Author: Tomoki Hayashi ([@kan-bayashi](https://github.com/kan-bayashi)), Airenas Vaičiūnas

## Installation

In [None]:
# NOTE: pip shows imcompatible errors due to preinstalled libraries but you do not need to care
!pip install -q espnet==0.9.5 parallel_wavegan==0.4.8

## Single speaker model demo

### Model Selection

In [None]:
###################################
#          SABINA MODELS         #
###################################
fs, lang = 22050, "Lithuanian"
tag_dir= "/home/avaiciunas/gfs/tts/espnet/egs2/sabina/tts1/p-03/exp/tts_train_raw_phn_none"
tag = "1epoch.pth"

vocoder_tag = "ljspeech_parallel_wavegan.v1"
vocoder_path=("/home/avaiciunas/gfs/tts/ParallelWaveGAN/egs/sabina/voc1/exp/" 
    "train_nodev_ljspeech_parallel_wavegan.v3/checkpoint-710000steps.pkl")



### Model Setup

In [15]:
import time
import torch
from espnet2.bin.tts_inference import Text2Speech
from parallel_wavegan.utils import download_pretrained_model
from parallel_wavegan.utils import load_model
mf = {'train_config': tag_dir + '/config-run.yaml',
 'model_file': tag_dir + "/" + tag}
dev="cpu"
text2speech = Text2Speech(
    **mf,
    device=dev,
    # Only for Tacotron 2
    threshold=0.5,
    minlenratio=0.0,
    maxlenratio=10.0,
    use_att_constraint=False,
    backward_window=1,
    forward_window=3,
    # Only for FastSpeech & FastSpeech2
    speed_control_alpha=1.0,
)
text2speech.spc2wav = None  # Disable griffin-lim
# NOTE: Sometimes download is failed due to "Permission denied". That is 
#   the limitation of google drive.

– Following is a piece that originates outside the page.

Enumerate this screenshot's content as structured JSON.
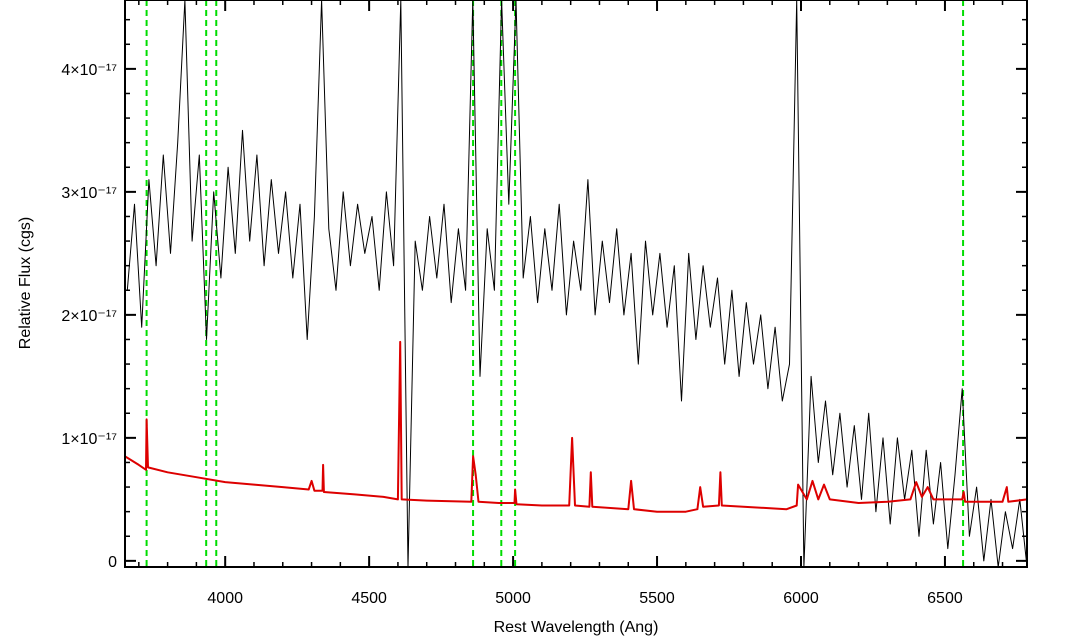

Please retry after serveral hours.
# vocoder = load_model(download_pretrained_model(vocoder_tag)).to(dev).eval()
vocoder = load_model(vocoder_path).to(dev).eval()
vocoder.remove_weight_norm()

### Synthesis

In [16]:
# decide the input sentence by yourself
x = ("sil s t ai g \"a k a Z' \"i N.' k' ie n ^o: r a ^N. k o: s \"i S \"u S p a k a l' io:" 
     " u s p \"au d' E: j \"e: m. a k' \"i s i ^r. t ^ai p' n' e t' i k' \"E: t ai ,"
     " k \"a t' j \"i s' n' ^e: t k r \"u: p' t' e l' E: j io: . sil")
# synthesis
with torch.no_grad():
    start = time.time()
    wav, c, *_ = text2speech(x)
    wav = vocoder.inference(c)
rtf = (time.time() - start) / (len(wav) / fs)
print(f"RTF = {rtf:5f}")

# let us listen to generated samples
from IPython.display import display, Audio
display(Audio(wav.view(-1).cpu().numpy(), rate=fs))

RTF = 2.223634